When you have two masters and no slaves you probably don't want to use failover:// in the network connector uri. You can then just use the static:// uri, without failover.

That way you connect to all brokers in the network connector setup. By using static:// it will also reconnect on any lost connections.

Nizar said...

Hey Torsten,

How would it look like if i wanna make a cluster of only 3 Nodes but 2 Master and 3 Slaves?

In this case my Failovers are acctually the same instances

Anonymous said...

How would the configuration look on the client side?

Torsten Mielke said...

Thanks for all the feedback.

@Nizar: Not sure I fully understand your question. Do you want to configure one master with two slaves? That is possible but might not necessarily gain you a bigger degree of high availability.
The network connector url can take more than just two nodes, so you could connect to any number of master/slave pairs.

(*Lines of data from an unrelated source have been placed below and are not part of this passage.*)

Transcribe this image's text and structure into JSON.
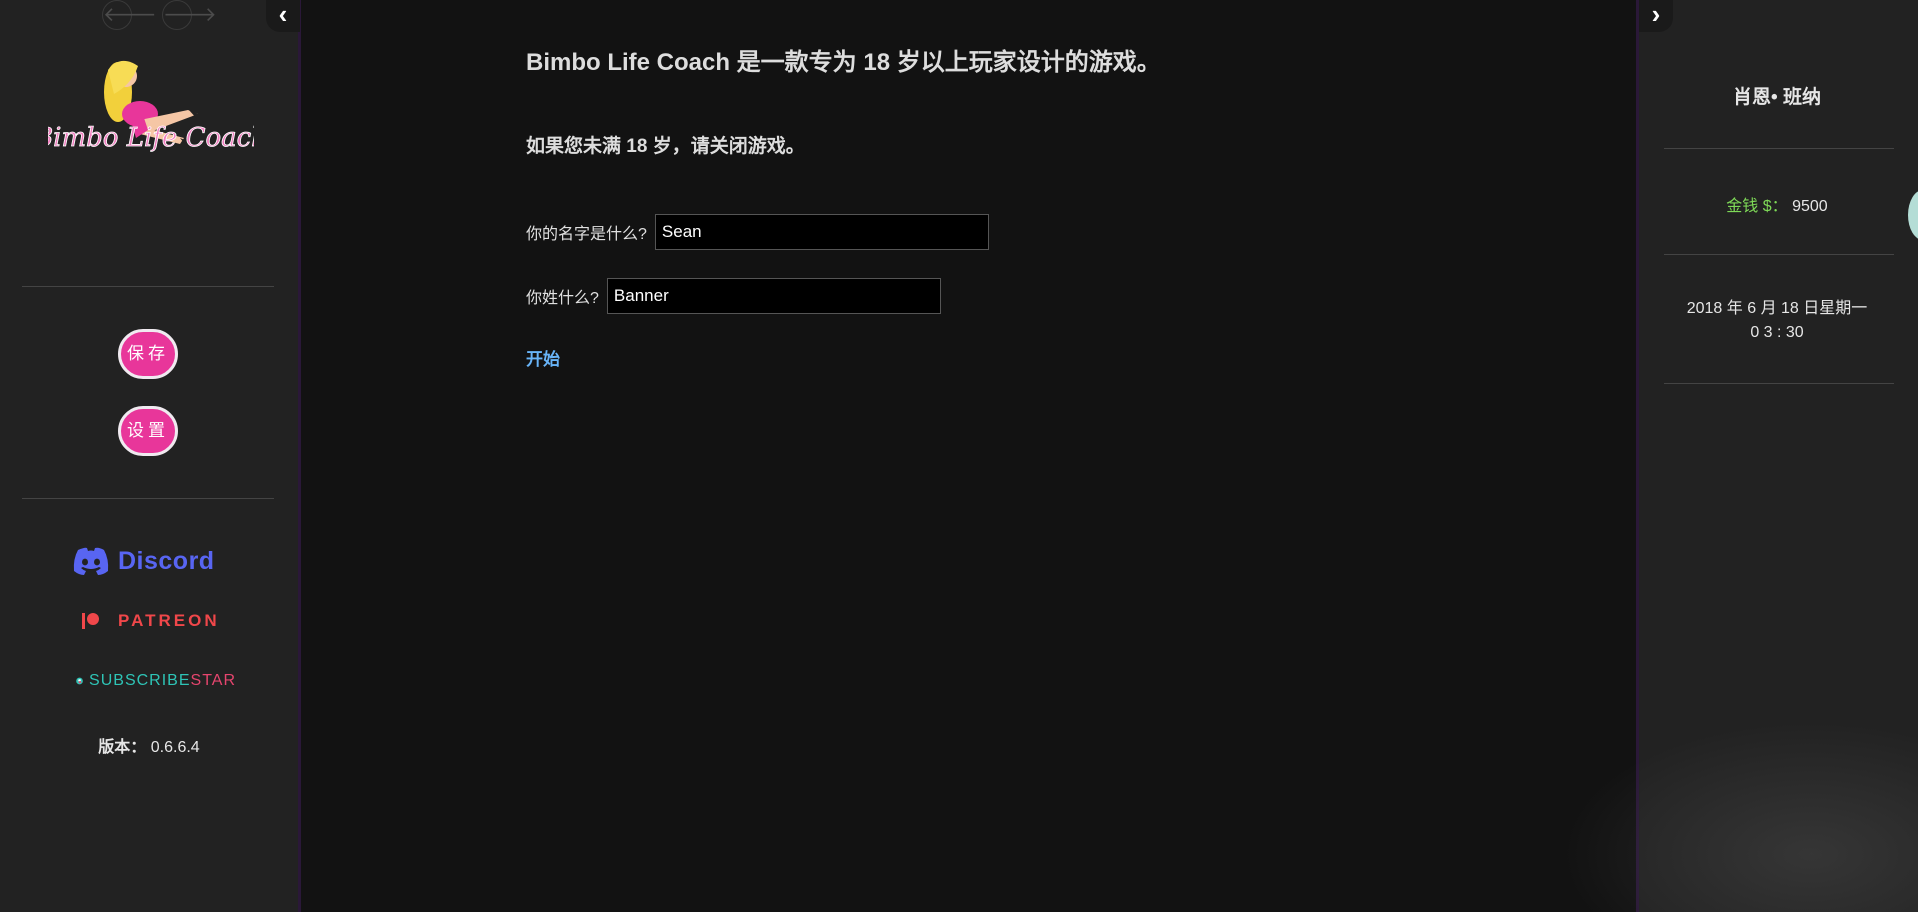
{
  "left_sidebar": {
    "nav": {
      "back_icon": "arrow-left-icon",
      "forward_icon": "arrow-right-icon",
      "toggle_icon": "chevron-left-icon"
    },
    "logo_text": "Bimbo Life Coach",
    "buttons": {
      "save_label": "保存",
      "settings_label": "设置"
    },
    "links": {
      "discord": "Discord",
      "patreon": "PATREON",
      "subscribestar_part1": "SUBSCRIBE",
      "subscribestar_part2": "STAR"
    },
    "version": {
      "label": "版本：",
      "value": "0.6.6.4"
    }
  },
  "main": {
    "title": "Bimbo Life Coach 是一款专为 18 岁以上玩家设计的游戏。",
    "warning": "如果您未满 18 岁，请关闭游戏。",
    "first_name_label": "你的名字是什么?",
    "first_name_value": "Sean",
    "last_name_label": "你姓什么?",
    "last_name_value": "Banner",
    "start_label": "开始"
  },
  "right_sidebar": {
    "toggle_icon": "chevron-right-icon",
    "player_name": "肖恩• 班纳",
    "money_label": "金钱 $：",
    "money_value": "9500",
    "date_line1": "2018 年 6 月 18 日星期一",
    "date_line2": "0 3 : 30"
  },
  "colors": {
    "background": "#121212",
    "sidebar": "#222222",
    "button_pink": "#e8369a",
    "link_blue": "#68b4f8",
    "money_green": "#7ed957",
    "discord": "#5865f2",
    "patreon": "#f0474a",
    "subscribestar_teal": "#2ec4b6",
    "subscribestar_pink": "#e6456e"
  }
}
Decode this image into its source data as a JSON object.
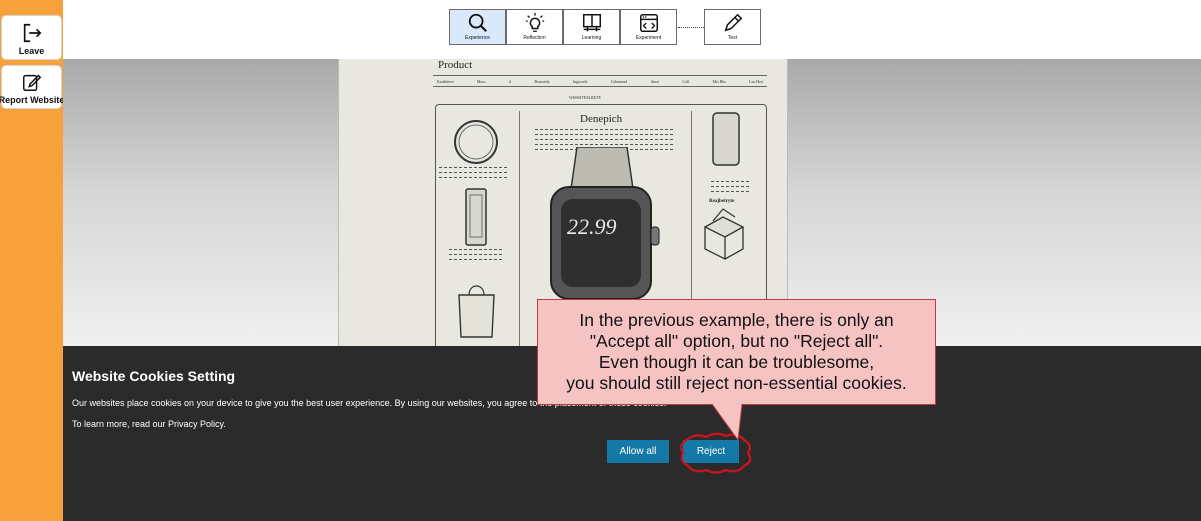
{
  "sidebar": {
    "leave_label": "Leave",
    "report_label": "Report Website",
    "color": "#f7a13a"
  },
  "toolbar": {
    "tools": [
      {
        "label": "Experience",
        "icon": "magnifier-icon",
        "active": true
      },
      {
        "label": "Reflection",
        "icon": "lightbulb-icon",
        "active": false
      },
      {
        "label": "Learning",
        "icon": "book-icon",
        "active": false
      },
      {
        "label": "Experiment",
        "icon": "browser-code-icon",
        "active": false
      },
      {
        "label": "Test",
        "icon": "pencil-icon",
        "active": false
      }
    ],
    "active_color": "#d9e8fb"
  },
  "product_page": {
    "title": "Product",
    "heading": "Denepich",
    "side_heading": "Reajbetryte",
    "nav_items": [
      "Ksukhtore",
      "Maos",
      "tl",
      "Bsmoetly",
      "Ingosatle",
      "Cabunnud",
      "Anoe",
      "Calf",
      "Mis Bhs",
      "Lus Hrsi"
    ],
    "subnav": "WEBSITESLRETE",
    "watch_display": "22.99"
  },
  "cookie_banner": {
    "title": "Website Cookies Setting",
    "text": "Our websites place cookies on your device to give you the best user experience. By using our websites, you agree to the placement of these cookies.",
    "privacy_text": "To learn more, read our Privacy Policy.",
    "allow_label": "Allow all",
    "reject_label": "Reject",
    "background": "#2b2b2b",
    "button_color": "#1479a6"
  },
  "callout": {
    "text": "In the previous example, there is only an\n\"Accept all\" option, but no \"Reject all\".\nEven though it can be troublesome,\nyou should still reject non-essential cookies.",
    "background": "#f6c3c3",
    "border": "#c23b3b"
  },
  "highlight_color": "#d0141f"
}
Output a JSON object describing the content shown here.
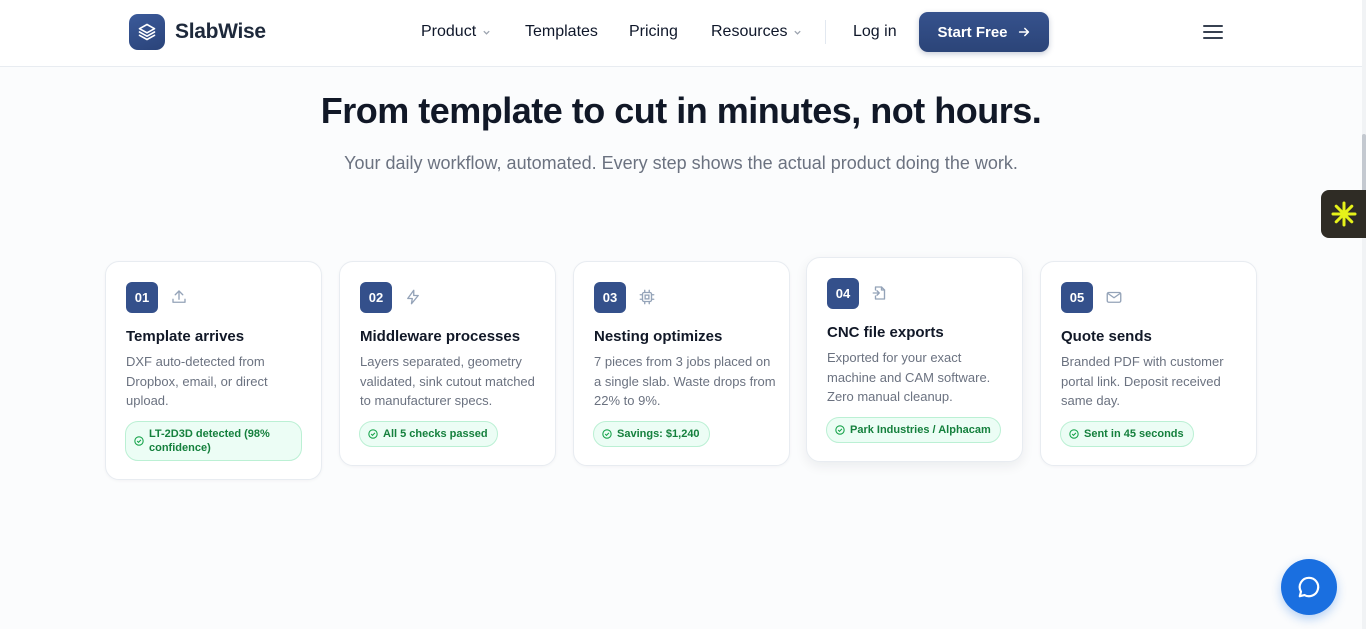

@Anonymous: A full answer depends on your use case. However as each node in the brokers network is already highly available, you could connect each client to only one master/slave broker pair. That way you can manually partition the load (all clients) over all brokers.
E.g. assuming you want to connect clientA to the first node in the brokers network, it could use the following url:
failover:(tcp://broker1Master:61616,tcp://broker1Slave:61616)?maxReconnectAttempts=1;randomize=false

ML said...

Hi Thorsten
For the final network bridge configuration you set randomize=true. Any reason this should be randomized?

Torsten Mielke said...

Thanks ML, that was an oversight on my side. You most likely want to go with randomize=false, assuming your master will be up and running for the vast majority of times.

ML said...

Just found

http://fusebyexample.blogspot.com/2011/11/activemq-network-of-master-slave-broker.html

which mentions the new masterslave:

CIJO said...

I know how to configure Master/Slave configuration paired with two hosts in a shared file system. Failure of a host, will failover to slave in the other host, and becomes master. When will the old master become master after the recovery? Will it happen automatically?

Torsten Mielke said...

The old master will become a slave when restarting it and will run as a slave until the new master gets shutdown or crashes. The old master then takes over as the new master again.

CIJO said...

Thank you Torsten,
With respect to the question above, what if we set randomness = false and set master URI first. Will master take over in the next re-connection provided master is available. I have a Scenario with master slave paired with 2hosts. something like master1, slave2 with hostA and Master2 slave1 in hostB. Here load in these queues are in millions. So if a host reboots the system should be able to go back to the load balancing state. i.e. one master working in each host.

Torsten Mielke said...

@CIJO:
If one of the two machines gets rebooted, lets assume hostB, then both masters will run on hostA (given your setup).
Once your hostB has fully rebooted, the brokers on hostB will both run as slaves and will continue so until one of the masters on hostA gets shutdown or crashes.
In order to restore you original setup, you may want to manually stop one broker on hostA so that the corresponding slave broker on hostB takes over and becomes a master.
Then you will have a master and a slave on each host again.